To gain general acceptance from the public, I believe our government will introduce GST together with a reduction in personal and/or corporate tax rates as sweetener.
'Again Singapore provides an excellent role model. From 3% GST, the republic progressively raised its GST to the current 7% level. During the same period, it has slashed personal and corporate tax rates to 20% and 17% respectively – among the lowest worldwide.'
Most essential goods and services are likely to be exempted, so that the majority of people are not burdened by its introduction.
We have been through it all before, when GST was first mooted and we were educated on the mechanism of the tax and how it would affect us, the public.
Basically, the main advantage of GST (or VAT in other countries like UK) is that it affects consumers only when they purchase certain goods or use certain services, which implies choice by consumers, unlike direct taxation which affects all those whose incomes are high enough to incur income tax.
The whole GST system of accounting must be well thought out to prevent unnecessary costs to businesses affected by it; to ensure their proper registration and control to prevent frauds (collecting from public though unregistered or failure to remit due amounts to tax department); only valid bills with proper GST registration number are used in calculation of tax payable or refundable; and so on.
Despite previous public education on GST, I am sure most members of the public are still confused as to the effects on prices of goods and services.
Below is an over-simplified example (GST at 4%) to illustrate the confusion:
A carpenter bought Rm100 of wood.
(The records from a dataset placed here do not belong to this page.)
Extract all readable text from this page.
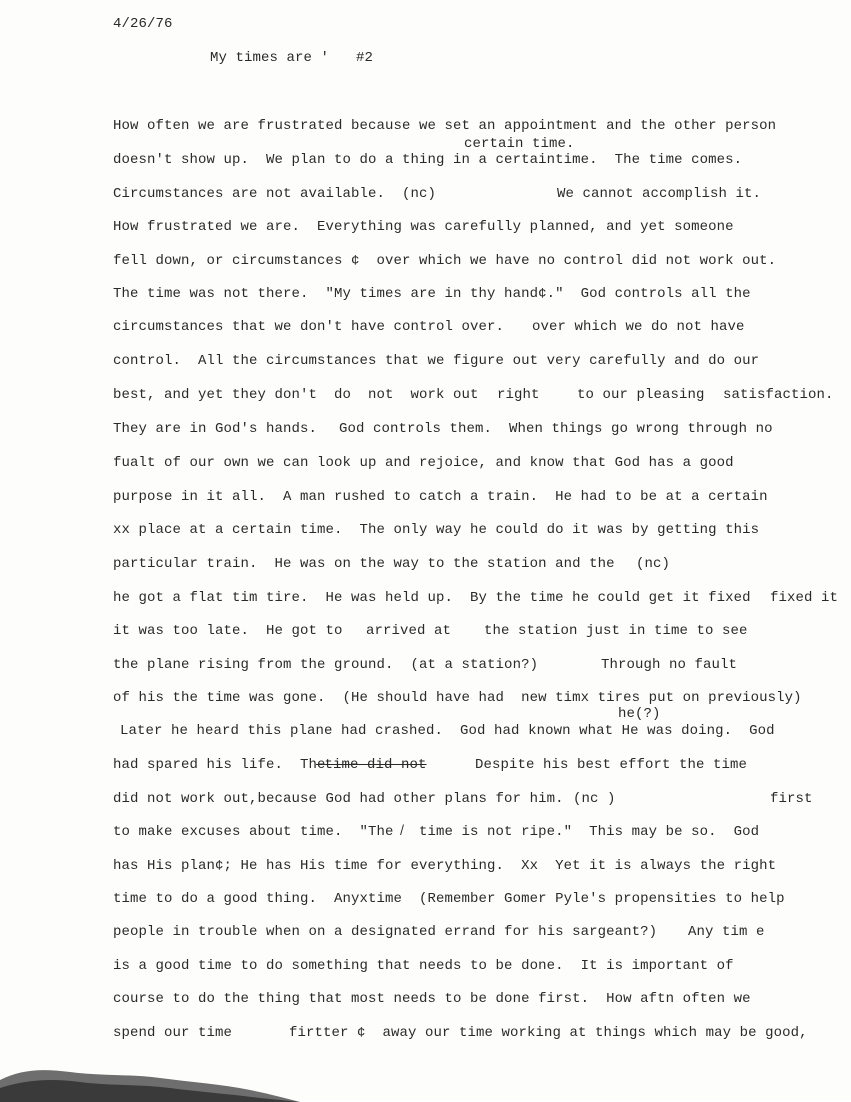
4/26/76
My times are ' #2
How often we are frustrated because we set an appointment and the other person
certain time.
doesn't show up.  We plan to do a thing in a certaintime.  The time comes.
Circumstances are not available.  (nc)	We cannot accomplish it.
How frustrated we are.  Everything was carefully planned, and yet someone
fell down, or circumstances ¢  over which we have no control did not work out.
The time was not there.  "My times are in thy hand¢."  God controls all the
circumstances that we don't have control over. over which we do not have
control.  All the circumstances that we figure out very carefully and do our
best, and yet they don't  do  not  work out right	to our pleasing satisfaction.
They are in God's hands. God controls them.  When things go wrong through no
fualt of our own we can look up and rejoice, and know that God has a good
purpose in it all.  A man rushed to catch a train.  He had to be at a certain
xx place at a certain time.  The only way he could do it was by getting this
particular train.  He was on the way to the station and the (nc)
he got a flat tim tire.  He was held up.  By the time he could get it fixed fixed it
it was too late.  He got to arrived at the station just in time to see
the plane rising from the ground.  (at a station?)	Through no fault
of his the time was gone.  (He should have had  new timx tires put on previously)
he(?)
Later he heard this plane had crashed.  God had known what He was doing.  God
had spared his life.  The
-time did not	Despite his best effort the time
did not work out,because God had other plans for him. (nc )	first
to make excuses about time.  "The ̸  time is not ripe."  This may be so.  God
has His plan¢; He has His time for everything.  Xx  Yet it is always the right
time to do a good thing.  Anyxtime  (Remember Gomer Pyle's propensities to help
people in trouble when on a designated errand for his sargeant?) Any tim e
is a good time to do something that needs to be done.  It is important of
course to do the thing that most needs to be done first.  How aftn often we
spend our time	firtter ¢  away our time working at things which may be good,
He would have paid Rm104 for the wood to the supplier. After making a chair, he charges Rm156 (Rm150 + GST Rm6). He can claim the Rm4 GST on his Input GST from the Rm6 on his Output GST and remit Rm2 to tax department.
To a member of public who bought the chair, he is paying Rm156 which comprise Rm100 wood + GST Rm4 + Rm50 value added by carpenter + GST Rm2.
The wood supplier needs to remit Rm4 (assuming no Input GST) and the carpenter needs to remit Rm2 (Rm6 - Rm2) to tax department.
I am sure many people are confused by the implication of GST and assume that the 4% (or whatever rate decided) will be added at every value-added stage without deducting the input tax.
In the above example, public perception is likely to be:
Rm100 + GST Rm4 + Rm50 + Rm6 = Rm160 instead of Rm156, a perceived increase of Rm10 instead of Rm6 as a result of GST.